I have had my 50g tank for over a year now and its gone through some serious face lifts.

from a 'beginners luck' tank where I could grow almost everything to a tank with various algae problems that won't gross moss.. My tank has certainly seen its up and downs... here is just a little history..









it all starts Feb 8 '05









probably after a trip to the menagerie March 9th '05









March 14th '05









March 17th '05









March 29th '05









April 12th '05









April 16th '05









April 26th '05









May 16th '05









May 28th '05









July 2nd '05 - the lotus shows up, tiny little thing









August 4th '05









August 16th '05









August 31st '05









Sept 14th '05 - cleared house for a whole new aquascape. to be entered in a contest on APC.









Sept 26th '05









Oct 28th '05









Nov 11 '05









Nov 28th '05 entered in contest.

that was basically it.. my tank was pretty much empty for a couple months and now I have carried on... in another thread.

I take to many tank pictures.


----------



## ranmasatome (Mar 14, 2006)

glad to see how its come on ...


----------



## Ciddian (Mar 15, 2006)

I remeber when you got that tank! and how happy you where when your gf upgraded your lighting.......

Aaahhh memories!
Its really cool to see all the changes!


----------



## ranmasatome (Mar 14, 2006)

on a side note.. did you up the number of images allowed in a single post?


----------



## holocron (Mar 12, 2006)

haha you remember well Ciddian! 

I always love these posts.. seeing the transistions etc.

(btw ran, I did, 20 per post now)


----------



## chompy (Mar 24, 2006)

Man you really change that tank alot, instead of throwing all those plants out you should just start anouther tank.

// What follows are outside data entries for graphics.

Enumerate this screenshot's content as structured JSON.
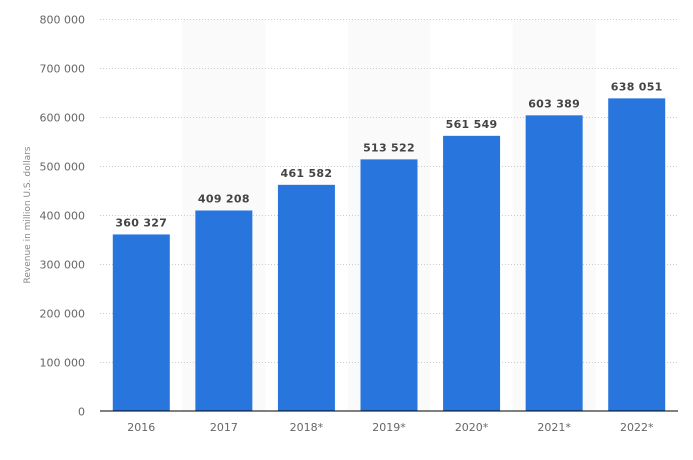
{
  "chart_data": {
    "type": "bar",
    "title": "",
    "xlabel": "",
    "ylabel": "Revenue in million U.S. dollars",
    "categories": [
      "2016",
      "2017",
      "2018*",
      "2019*",
      "2020*",
      "2021*",
      "2022*"
    ],
    "values": [
      360327,
      409208,
      461582,
      513522,
      561549,
      603389,
      638051
    ],
    "value_labels": [
      "360 327",
      "409 208",
      "461 582",
      "513 522",
      "561 549",
      "603 389",
      "638 051"
    ],
    "ylim": [
      0,
      800000
    ],
    "yticks": [
      0,
      100000,
      200000,
      300000,
      400000,
      500000,
      600000,
      700000,
      800000
    ],
    "ytick_labels": [
      "0",
      "100 000",
      "200 000",
      "300 000",
      "400 000",
      "500 000",
      "600 000",
      "700 000",
      "800 000"
    ],
    "grid": true,
    "legend": null,
    "colors": {
      "bar": "#2876dd",
      "grid": "#cccccc",
      "alt_column": "#fafafa",
      "axis": "#000000"
    }
  }
}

The tank keeps looking better every pic though. Keep it up.


----------



## holocron (Mar 12, 2006)

yeah, it's partially an illness.

in the past I sold most of hte plants online. I generally never just toss plants unless they are covered in algae.


----------



## Suzanne (Mar 11, 2006)

what a fabulous odyssey, thanks for sharing


----------



## meow_mix450 (Mar 22, 2006)

Evolution is a great thing isnt it lol I love it

Meow


----------



## holocron (Mar 12, 2006)

I personally just like seeing how things adapt/grow etc. I also like taking pictures of the tank (as you might tell). Figured others might like it too! 

thanks for the comments!


----------